CEO Stephen Hester—”the embodiment of fat-cat capitalism”—gets the boot from RBS
Image: Press Association via AP Images
By
We may earn a commission from links on this page.

Royal Bank of Scotland CEO Stephen Hester has been unceremoniously nudged from his job at the helm of a bank that remains 82% owned by the British taxpayer. After RBS was rescued in 2008 in the biggest banking bailout in history, Hester was parachuted in with orders to turn it around.

In many ways, he has. The bank is finally making a profit once again and aides to the UK chancellor, George Osborne, say that the search is on for a new CEO to lead a five-year transition to privatization.  RBS Chairman Philip Hampton said that the bank could be returned to the private sector by the end of 2014.

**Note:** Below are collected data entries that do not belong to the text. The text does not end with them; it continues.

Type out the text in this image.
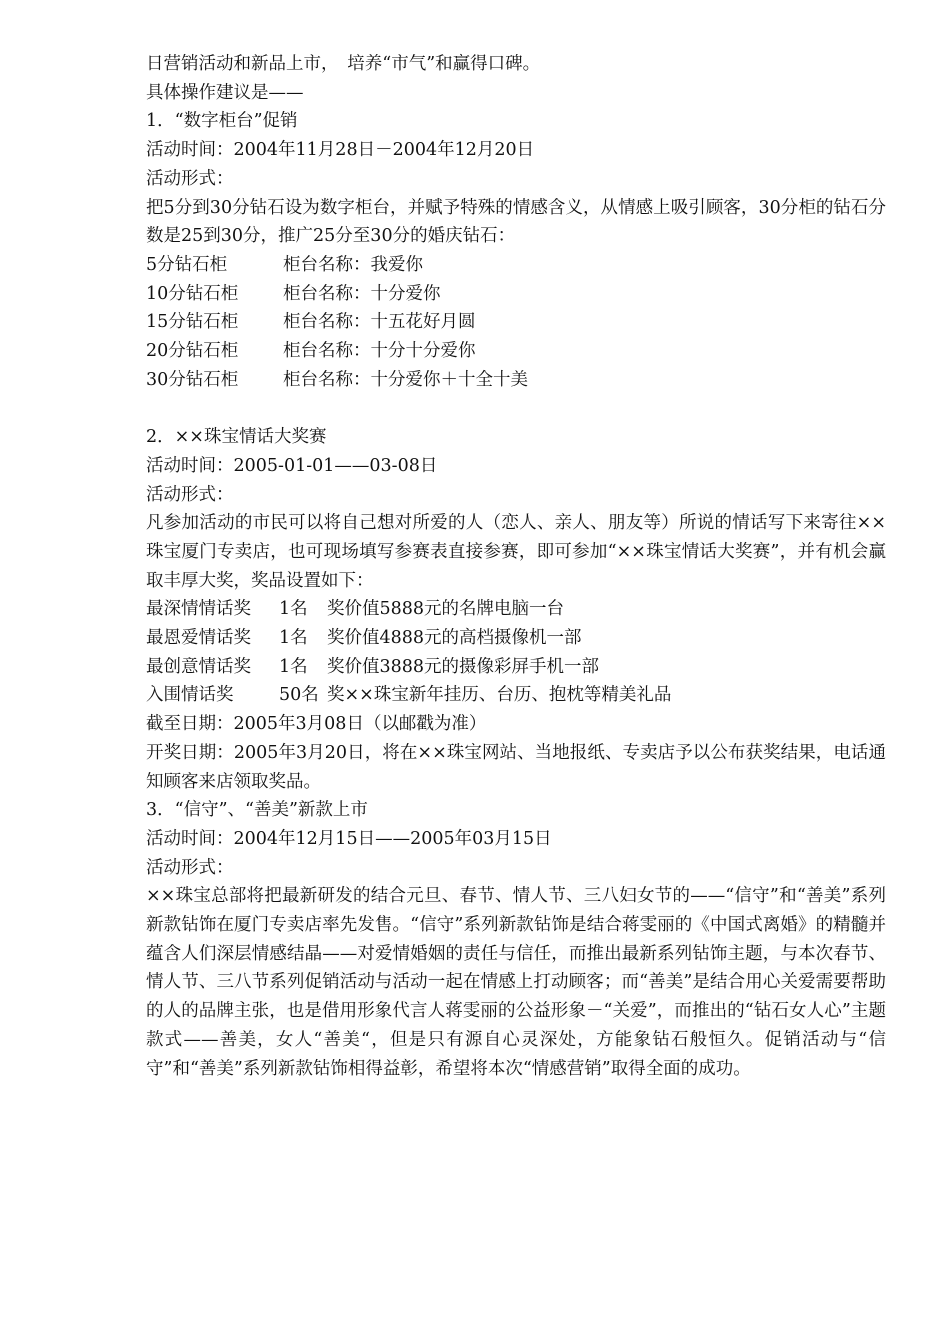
日营销活动和新品上市，　培养“市气”和赢得口碑。
具体操作建议是——
1．“数字柜台”促销
活动时间：2004年11月28日－2004年12月20日
活动形式：
把5分到30分钻石设为数字柜台，并赋予特殊的情感含义，从情感上吸引顾客，30分柜的钻石分数是25到30分，推广25分至30分的婚庆钻石：
5分钻石柜	柜台名称：我爱你
10分钻石柜	柜台名称：十分爱你
15分钻石柜	柜台名称：十五花好月圆
20分钻石柜	柜台名称：十分十分爱你
30分钻石柜	柜台名称：十分爱你＋十全十美
2．××珠宝情话大奖赛
活动时间：2005-01-01——03-08日
活动形式：
凡参加活动的市民可以将自己想对所爱的人（恋人、亲人、朋友等）所说的情话写下来寄往××珠宝厦门专卖店，也可现场填写参赛表直接参赛，即可参加“××珠宝情话大奖赛”，并有机会赢取丰厚大奖，奖品设置如下：
最深情情话奖 1名 奖价值5888元的名牌电脑一台
最恩爱情话奖 1名 奖价值4888元的高档摄像机一部
最创意情话奖 1名 奖价值3888元的摄像彩屏手机一部
入围情话奖	50名 奖××珠宝新年挂历、台历、抱枕等精美礼品
截至日期：2005年3月08日（以邮戳为准）
开奖日期：2005年3月20日，将在××珠宝网站、当地报纸、专卖店予以公布获奖结果，电话通知顾客来店领取奖品。
3．“信守”、“善美”新款上市
活动时间：2004年12月15日——2005年03月15日
活动形式：
××珠宝总部将把最新研发的结合元旦、春节、情人节、三八妇女节的——“信守”和“善美”系列新款钻饰在厦门专卖店率先发售。“信守”系列新款钻饰是结合蒋雯丽的《中国式离婚》的精髓并蕴含人们深层情感结晶——对爱情婚姻的责任与信任，而推出最新系列钻饰主题，与本次春节、情人节、三八节系列促销活动与活动一起在情感上打动顾客；而“善美”是结合用心关爱需要帮助的人的品牌主张，也是借用形象代言人蒋雯丽的公益形象－“关爱”，而推出的“钻石女人心”主题款式——善美，女人“善美“，但是只有源自心灵深处，方能象钻石般恒久。促销活动与“信守”和“善美”系列新款钻饰相得益彰，希望将本次“情感营销”取得全面的成功。
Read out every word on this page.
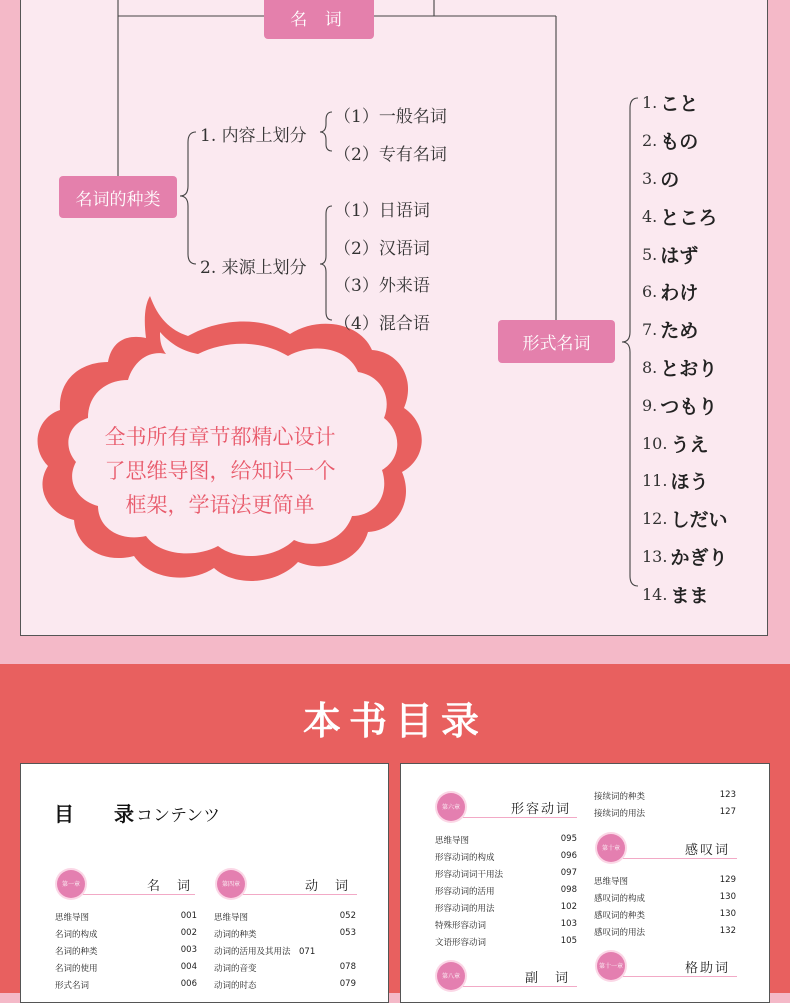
名 词
名词的种类
形式名词
1. 内容上划分
（1）一般名词
（2）专有名词
2. 来源上划分
（1）日语词
（2）汉语词
（3）外来语
（4）混合语
1. こと
2. もの
3. の
4. ところ
5. はず
6. わけ
7. ため
8. とおり
9. つもり
10. うえ
11. ほう
12. しだい
13. かぎり
14. まま
全书所有章节都精心设计
了思维导图，给知识一个
框架，学语法更简单
本书目录
目　　录 コンテンツ
第一章	名　词	第四章	动　词
思维导图	001
名词的构成	002
名词的种类	003
名词的使用	004
形式名词	006
思维导图	052
动词的种类	053
动词的活用及其用法　071
动词的音变	078
动词的时态	079
第六章	形容动词
思维导图	095
形容动词的构成	096
形容动词词干用法	097
形容动词的活用	098
形容动词的用法	102
特殊形容动词	103
文语形容动词	105
第八章	副　词
接续词的种类	123
接续词的用法	127
第十章	感叹词
思维导图	129
感叹词的构成	130
感叹词的种类	130
感叹词的用法	132
第十一章	格助词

While the finance industry rated Hester’s work highly, the British public was notoriously bitter and unimpressed every time he took a bonus, asking why the taxpayer was paying millions to the man in charge of a bank that wouldn’t have survived if their taxes hadn’t rescued it. Patrick Jenkins of the Financial Times said after a recent in-depth interview with Hester, “more than any of his peers, exudes the air of a multimillionaire banker and landowner: round-faced, ruddy and often smug-looking on camera, he appears the embodiment of fat-cat capitalism.”

That may be, but when he took charge five years ago, RBS had a balance sheet roughly the same size as the annual output of the UK economy. It looks like he is stepping down reluctantly.

There is little doubt that RBS will eventually go private again, though a once-expected breakup now seems unlikely. When it does, the next CEO will have the tough task of persuading investors to cough up around $50 billion to buy shares in a bank that once made the biggest loss in UK corporate history.